Star Trek," in his own words from the sixties, "is Horatio Hornblower." That's a paramilitary show to me. The analogy between the United States Navy or any navy and
Star Trek is so preeminent that you can't possibly miss it. I mean, why then are we dealing with "admirals" and "captains," "commanders," "lieutenants" and so forth? The
Enterprise is simply a naval vessel at sea, in space.
"There was never," [Roddenberry] said, "violence and conflict in the twenty-third century." Well, how do you deal with that when you are fresh from seeing the episodes where there was a
great deal of violence? There were traditional roustabout fights; there was barroom brawls; there was nerve-pinching; there was exotic weaponry. There were always people doing bad things to people,
very bad things to people.
And suddenly I saw the seeds of what bored me in
Star Trek: The Motion Picture. It seemed as though Gene, in his statesmanlike personal growth, had now begun confusing his own idealism -- which was wonderful -- about a peaceful future and man's ability to grow in the years ahead -- with
Star Trek. In my mind,
Star Trek's vision was very different and very specific. Things will change, parameters will change, technology will change, but human nature will most definitely remain the same. Why do I say that? Because recorded history tells us so.
Go back two hundred years to the seventeen hundreds, what has changed? What has changed since "let my people go" in Eygpt and before that, from recorded history of humankind? Will four hundred years of technology elevate that into bliss and karma? I think not, but somehow Gene had made that assumption in his later years. Or at least that was the basis of all his objections to things we were trying to do.

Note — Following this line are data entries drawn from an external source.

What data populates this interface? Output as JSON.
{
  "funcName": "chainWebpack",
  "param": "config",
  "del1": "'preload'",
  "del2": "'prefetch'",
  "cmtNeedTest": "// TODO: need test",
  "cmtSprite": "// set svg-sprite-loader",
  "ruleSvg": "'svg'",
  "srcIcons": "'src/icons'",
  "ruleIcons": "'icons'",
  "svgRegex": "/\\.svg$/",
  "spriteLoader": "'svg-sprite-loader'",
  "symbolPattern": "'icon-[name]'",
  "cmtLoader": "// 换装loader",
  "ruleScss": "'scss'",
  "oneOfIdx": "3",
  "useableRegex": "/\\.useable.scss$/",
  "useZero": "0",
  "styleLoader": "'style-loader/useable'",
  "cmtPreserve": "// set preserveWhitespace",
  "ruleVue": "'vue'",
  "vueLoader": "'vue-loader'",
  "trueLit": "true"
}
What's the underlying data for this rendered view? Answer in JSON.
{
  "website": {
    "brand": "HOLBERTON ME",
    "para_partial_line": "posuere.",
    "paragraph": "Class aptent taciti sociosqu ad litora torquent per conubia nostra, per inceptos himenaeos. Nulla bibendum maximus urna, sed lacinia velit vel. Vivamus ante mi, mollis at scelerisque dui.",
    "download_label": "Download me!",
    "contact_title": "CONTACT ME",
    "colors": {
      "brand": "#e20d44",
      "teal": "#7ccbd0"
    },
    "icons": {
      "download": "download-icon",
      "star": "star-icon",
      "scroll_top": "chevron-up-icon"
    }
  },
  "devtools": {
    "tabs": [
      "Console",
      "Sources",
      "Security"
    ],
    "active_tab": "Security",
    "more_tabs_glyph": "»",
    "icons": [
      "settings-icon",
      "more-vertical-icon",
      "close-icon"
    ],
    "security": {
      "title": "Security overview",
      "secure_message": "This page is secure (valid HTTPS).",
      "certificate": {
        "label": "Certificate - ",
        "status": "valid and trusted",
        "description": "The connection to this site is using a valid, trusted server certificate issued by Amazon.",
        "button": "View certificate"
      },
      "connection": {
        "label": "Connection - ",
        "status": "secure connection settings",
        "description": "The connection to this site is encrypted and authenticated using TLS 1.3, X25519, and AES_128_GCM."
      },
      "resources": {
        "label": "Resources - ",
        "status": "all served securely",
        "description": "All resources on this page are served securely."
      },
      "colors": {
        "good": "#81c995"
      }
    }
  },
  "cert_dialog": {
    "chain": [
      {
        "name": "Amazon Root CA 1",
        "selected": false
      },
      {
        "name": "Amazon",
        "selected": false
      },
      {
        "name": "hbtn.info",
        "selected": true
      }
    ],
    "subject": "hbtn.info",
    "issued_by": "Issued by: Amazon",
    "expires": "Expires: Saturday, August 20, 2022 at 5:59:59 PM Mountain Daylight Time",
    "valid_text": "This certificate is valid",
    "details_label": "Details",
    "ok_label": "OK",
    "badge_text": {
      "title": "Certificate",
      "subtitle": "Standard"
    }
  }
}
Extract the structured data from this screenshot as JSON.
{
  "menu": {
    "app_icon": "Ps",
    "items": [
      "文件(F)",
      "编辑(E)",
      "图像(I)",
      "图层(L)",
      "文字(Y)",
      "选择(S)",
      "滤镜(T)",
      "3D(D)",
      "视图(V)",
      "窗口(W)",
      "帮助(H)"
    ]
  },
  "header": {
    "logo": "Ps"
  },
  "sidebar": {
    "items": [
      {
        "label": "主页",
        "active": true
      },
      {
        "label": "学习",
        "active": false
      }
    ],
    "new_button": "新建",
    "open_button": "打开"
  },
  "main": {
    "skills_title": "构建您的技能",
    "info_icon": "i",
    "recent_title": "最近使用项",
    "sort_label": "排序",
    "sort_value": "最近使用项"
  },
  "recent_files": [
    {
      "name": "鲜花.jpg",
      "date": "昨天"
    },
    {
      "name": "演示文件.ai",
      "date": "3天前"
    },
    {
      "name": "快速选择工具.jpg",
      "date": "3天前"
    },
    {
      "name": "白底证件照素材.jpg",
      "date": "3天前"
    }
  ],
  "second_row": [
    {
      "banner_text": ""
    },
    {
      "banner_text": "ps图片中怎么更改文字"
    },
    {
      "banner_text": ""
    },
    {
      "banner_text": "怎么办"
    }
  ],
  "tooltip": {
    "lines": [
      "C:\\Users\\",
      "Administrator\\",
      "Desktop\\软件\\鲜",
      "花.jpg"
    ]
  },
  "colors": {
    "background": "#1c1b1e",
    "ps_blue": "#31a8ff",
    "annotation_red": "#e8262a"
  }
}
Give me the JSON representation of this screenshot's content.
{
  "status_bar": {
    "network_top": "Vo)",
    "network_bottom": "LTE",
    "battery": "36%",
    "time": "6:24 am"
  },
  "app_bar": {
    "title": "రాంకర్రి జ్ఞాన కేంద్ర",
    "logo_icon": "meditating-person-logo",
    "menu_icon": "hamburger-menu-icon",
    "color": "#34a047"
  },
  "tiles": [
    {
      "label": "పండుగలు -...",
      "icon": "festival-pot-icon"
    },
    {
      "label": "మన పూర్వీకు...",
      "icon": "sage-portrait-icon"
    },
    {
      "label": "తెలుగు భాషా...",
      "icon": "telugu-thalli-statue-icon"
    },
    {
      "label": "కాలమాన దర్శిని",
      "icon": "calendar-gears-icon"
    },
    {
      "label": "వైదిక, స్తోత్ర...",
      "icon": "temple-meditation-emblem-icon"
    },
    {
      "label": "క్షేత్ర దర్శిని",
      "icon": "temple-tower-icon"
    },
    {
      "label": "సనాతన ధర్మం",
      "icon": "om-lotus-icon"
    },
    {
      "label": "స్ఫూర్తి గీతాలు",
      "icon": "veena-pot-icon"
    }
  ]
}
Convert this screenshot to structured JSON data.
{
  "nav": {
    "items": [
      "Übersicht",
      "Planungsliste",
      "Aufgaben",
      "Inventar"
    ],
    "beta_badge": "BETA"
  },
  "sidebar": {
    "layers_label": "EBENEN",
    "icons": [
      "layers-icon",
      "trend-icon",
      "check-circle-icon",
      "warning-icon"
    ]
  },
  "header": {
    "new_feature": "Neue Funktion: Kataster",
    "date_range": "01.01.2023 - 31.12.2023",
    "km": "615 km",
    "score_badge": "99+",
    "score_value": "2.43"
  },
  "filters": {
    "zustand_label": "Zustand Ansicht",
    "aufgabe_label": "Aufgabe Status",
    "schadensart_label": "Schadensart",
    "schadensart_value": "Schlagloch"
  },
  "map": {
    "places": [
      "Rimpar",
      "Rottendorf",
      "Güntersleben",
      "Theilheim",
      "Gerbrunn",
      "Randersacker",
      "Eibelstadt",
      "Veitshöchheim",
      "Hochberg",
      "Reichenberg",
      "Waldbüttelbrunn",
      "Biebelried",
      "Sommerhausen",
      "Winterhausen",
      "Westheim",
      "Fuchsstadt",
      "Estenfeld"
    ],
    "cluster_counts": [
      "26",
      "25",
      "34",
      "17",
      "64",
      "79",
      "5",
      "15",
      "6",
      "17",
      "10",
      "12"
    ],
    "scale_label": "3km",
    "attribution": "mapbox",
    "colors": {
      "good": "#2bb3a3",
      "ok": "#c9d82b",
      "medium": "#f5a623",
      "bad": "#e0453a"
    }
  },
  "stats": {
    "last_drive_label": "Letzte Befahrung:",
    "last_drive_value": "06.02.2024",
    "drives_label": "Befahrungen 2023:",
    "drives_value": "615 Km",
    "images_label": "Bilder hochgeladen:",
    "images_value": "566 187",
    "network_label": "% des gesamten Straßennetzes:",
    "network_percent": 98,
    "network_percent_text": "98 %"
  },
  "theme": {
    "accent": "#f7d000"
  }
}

Now I could assume one of two things, that Gene had become devoutly sincere about all this and it altered his vision of what he himself had done on
Star Trek, or the other possibility was that perhaps unconsciously he resented
anyone, not just Harve Bennett, coming in, taking over and trying to replicate something he'd created. If that were the case, and he simply couldn't accept the situation, perhaps he was reaching for any ammunition he could find in resisting my efforts. Perhaps that's what prompted his philosophical stance against everything we were trying to do in re-creating the feeling of
his Star Trek."
End of quote.
My views are the same as Harve Bennett's. And Nick Meyer's. For that matter, they're also the same as Ron Moore's. That's my school of thought when it comes to Star Trek. That's why I will never see eye-to-eye with anyone who thinks the Rick Berman approach is the way to go. Is Rick Berman actually Gene Roddenberry's hand-picked successor or did he just inherit that since he was assigned to TNG as the Studio Guy and then it was a case of becoming more and taking over and developing the franchise when Gene Roddenberry was no longer able to do so? Who knows. But by some Rick Berman has been interpreted as Gene Roddenberry's hand-picked successor.
When you have a Star Trek that's produced by someone who's not Rick Berman, I think there are now those who are trying to "protect" Star Trek in the same way by criticizing
Discovery as gatekeepers and holding onto the philosophical stance as one of the means in doing so. That may work when trying to defend the 24th Century, even though DS9 itself went on to challenge TNG. But in the 23rd Century, during the TOS Era and slightly before that, if you want to depict Starfleet -- and Star Trek -- as how it was, then you have to look at how it operated during TOS before Gene Roddenberry's higher-minded latter-day idealism took hold. You shouldn't depict the Federation as it was in TNG. You should depict it the way it was in TOS, which is quite a bit different from how it was depicted in TNG when you look at what happens in the actual episodes.